An international commission has been convened by the U.K.’s Royal Society, the U.S. National Academy of Sciences and the U.S. National Academy of Medicine, with the participation of academies of sciences and medicine from around the world. The commission’s aim is to develop principles, criteria and standards for the clinical use of genome editing of the human germline, should it be considered to be acceptable by society.
This follows the reported birth of the first genetically edited babies announced in November 2018 during the Second International Summit on Human Genome Editing in Hong Kong. It was criticised at the time by the summit organising committee, who recommended the development of a translational pathway for human germline editing (editing that would be inherited by subsequent generations) based upon criteria articulated in guidance documents published over the past three years.

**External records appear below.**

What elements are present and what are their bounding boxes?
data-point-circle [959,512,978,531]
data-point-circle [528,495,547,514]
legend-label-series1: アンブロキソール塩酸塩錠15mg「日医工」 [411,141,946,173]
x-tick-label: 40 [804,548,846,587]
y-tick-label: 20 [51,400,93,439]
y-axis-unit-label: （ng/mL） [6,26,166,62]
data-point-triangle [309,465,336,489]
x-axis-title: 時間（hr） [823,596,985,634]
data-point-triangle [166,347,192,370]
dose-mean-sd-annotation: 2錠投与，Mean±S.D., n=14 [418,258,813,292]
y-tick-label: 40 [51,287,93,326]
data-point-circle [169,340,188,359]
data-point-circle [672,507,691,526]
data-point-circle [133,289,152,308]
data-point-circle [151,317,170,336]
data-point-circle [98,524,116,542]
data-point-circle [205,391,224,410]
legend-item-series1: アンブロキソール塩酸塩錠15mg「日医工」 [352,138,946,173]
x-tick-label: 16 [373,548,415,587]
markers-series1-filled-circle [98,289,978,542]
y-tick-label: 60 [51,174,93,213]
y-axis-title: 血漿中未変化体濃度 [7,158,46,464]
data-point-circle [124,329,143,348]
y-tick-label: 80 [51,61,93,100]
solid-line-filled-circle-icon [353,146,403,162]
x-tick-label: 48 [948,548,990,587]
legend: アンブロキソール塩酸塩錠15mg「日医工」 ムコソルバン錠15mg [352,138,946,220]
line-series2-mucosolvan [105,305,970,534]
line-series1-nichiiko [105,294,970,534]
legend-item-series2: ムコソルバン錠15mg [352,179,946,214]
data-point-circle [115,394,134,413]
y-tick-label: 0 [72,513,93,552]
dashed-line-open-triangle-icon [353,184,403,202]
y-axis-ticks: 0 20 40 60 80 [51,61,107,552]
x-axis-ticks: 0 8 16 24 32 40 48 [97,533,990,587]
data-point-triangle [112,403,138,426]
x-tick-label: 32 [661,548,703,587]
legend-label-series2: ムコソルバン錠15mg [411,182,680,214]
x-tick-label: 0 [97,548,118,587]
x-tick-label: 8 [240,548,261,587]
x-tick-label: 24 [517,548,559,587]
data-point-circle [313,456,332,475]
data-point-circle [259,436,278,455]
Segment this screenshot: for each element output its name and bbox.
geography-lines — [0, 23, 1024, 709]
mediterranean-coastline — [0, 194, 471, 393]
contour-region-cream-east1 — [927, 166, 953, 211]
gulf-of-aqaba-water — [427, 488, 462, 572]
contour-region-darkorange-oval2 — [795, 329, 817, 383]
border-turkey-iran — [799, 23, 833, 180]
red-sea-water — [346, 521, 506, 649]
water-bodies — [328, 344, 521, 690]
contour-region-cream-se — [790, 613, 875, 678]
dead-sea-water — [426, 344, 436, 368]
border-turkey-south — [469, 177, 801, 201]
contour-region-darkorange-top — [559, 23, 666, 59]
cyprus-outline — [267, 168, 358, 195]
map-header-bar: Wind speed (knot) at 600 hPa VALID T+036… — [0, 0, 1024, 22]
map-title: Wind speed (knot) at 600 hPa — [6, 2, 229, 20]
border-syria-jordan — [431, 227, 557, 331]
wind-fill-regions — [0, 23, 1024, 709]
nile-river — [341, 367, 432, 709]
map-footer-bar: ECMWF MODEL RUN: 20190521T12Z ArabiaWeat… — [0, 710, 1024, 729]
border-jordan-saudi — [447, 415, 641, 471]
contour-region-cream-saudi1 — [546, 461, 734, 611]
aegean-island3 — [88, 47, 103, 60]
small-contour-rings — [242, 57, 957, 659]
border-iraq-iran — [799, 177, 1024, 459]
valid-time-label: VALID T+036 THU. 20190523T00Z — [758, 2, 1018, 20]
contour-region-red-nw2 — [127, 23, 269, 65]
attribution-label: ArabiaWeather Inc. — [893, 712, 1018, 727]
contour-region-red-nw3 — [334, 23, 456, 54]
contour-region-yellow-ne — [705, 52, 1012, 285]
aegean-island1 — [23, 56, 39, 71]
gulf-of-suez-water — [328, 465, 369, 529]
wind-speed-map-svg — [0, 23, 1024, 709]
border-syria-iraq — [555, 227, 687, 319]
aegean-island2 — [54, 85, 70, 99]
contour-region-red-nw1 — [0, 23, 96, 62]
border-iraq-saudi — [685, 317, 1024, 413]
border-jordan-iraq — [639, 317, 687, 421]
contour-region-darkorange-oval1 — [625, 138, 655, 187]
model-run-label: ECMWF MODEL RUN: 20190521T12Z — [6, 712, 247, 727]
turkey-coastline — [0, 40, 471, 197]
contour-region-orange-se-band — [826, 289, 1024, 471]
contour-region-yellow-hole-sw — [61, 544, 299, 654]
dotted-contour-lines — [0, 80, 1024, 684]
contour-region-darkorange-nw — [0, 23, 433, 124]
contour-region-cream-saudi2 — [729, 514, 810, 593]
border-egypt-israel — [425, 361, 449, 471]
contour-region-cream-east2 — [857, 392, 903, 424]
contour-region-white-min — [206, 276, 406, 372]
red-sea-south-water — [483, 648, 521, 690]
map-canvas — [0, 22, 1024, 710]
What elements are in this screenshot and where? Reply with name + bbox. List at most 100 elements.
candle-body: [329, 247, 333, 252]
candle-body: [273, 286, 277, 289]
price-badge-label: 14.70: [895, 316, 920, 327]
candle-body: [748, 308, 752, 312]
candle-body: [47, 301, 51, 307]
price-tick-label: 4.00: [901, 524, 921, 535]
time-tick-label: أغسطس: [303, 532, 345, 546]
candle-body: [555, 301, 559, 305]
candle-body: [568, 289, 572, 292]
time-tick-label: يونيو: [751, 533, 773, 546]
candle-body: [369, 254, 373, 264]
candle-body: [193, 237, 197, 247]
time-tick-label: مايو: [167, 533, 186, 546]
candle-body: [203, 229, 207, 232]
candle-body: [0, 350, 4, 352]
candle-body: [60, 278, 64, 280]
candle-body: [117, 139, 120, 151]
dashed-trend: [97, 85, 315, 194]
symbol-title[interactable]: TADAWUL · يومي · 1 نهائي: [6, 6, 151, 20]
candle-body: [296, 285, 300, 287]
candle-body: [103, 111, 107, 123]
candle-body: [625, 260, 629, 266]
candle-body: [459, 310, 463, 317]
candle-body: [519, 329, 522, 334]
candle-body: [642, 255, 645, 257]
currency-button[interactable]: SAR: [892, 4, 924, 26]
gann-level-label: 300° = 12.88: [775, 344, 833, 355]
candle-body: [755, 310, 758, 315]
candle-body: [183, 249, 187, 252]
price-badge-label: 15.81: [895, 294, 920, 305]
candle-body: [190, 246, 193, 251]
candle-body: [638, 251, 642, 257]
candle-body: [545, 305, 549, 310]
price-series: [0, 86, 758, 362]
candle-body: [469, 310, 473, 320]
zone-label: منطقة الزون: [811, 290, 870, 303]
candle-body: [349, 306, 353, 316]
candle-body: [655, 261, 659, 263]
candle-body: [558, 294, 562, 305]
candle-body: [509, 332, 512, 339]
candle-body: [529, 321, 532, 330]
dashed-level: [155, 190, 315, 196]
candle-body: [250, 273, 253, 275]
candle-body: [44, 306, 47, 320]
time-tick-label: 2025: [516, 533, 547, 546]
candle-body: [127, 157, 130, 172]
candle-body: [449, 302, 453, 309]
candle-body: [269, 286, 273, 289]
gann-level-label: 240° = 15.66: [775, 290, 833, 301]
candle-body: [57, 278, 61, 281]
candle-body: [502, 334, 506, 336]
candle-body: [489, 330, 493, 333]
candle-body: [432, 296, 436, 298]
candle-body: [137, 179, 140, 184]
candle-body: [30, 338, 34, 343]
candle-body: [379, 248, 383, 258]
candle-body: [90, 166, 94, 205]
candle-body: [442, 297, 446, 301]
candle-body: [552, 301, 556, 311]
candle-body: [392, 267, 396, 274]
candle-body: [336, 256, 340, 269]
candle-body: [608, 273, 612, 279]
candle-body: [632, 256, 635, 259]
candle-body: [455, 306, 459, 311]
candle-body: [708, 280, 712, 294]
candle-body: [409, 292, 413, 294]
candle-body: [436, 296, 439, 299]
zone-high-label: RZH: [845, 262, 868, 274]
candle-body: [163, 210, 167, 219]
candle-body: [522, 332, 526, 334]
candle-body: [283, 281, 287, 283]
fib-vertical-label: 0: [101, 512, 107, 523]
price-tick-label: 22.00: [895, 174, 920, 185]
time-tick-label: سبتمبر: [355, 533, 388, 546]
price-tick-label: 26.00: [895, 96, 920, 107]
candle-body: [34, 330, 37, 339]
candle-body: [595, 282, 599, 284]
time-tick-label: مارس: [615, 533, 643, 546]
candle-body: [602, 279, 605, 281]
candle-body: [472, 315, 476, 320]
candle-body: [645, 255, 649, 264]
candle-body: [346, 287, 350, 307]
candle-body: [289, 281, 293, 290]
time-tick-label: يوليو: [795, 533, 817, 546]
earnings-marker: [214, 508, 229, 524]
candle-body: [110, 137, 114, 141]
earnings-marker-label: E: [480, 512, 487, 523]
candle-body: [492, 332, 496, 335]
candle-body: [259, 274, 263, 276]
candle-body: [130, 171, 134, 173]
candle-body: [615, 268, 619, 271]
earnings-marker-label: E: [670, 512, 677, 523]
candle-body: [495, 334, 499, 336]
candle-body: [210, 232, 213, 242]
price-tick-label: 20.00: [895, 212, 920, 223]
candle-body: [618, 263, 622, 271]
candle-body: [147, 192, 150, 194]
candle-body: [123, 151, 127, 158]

The work of the international commission will be overseen by an international oversight board. This will be made up of leaders from national academies of sciences and international institutions. They will approve the membership of the commission, charge it with its task, and ensure that it follows due processes. They will also approve an expert review panel for the commission’s final report including its findings and recommendations.
The commission will meet three times between August 2019 and January 2020. The first meeting was held in Washington in August 2019. Following it, the commission has issued a public call for evidence. The response to this call will be considered at an international workshop as part of the commission’s second meeting. The workshop will also enable a wider group of experts to engage directly with commissioners. The commission’s final report will be issued in spring 2020.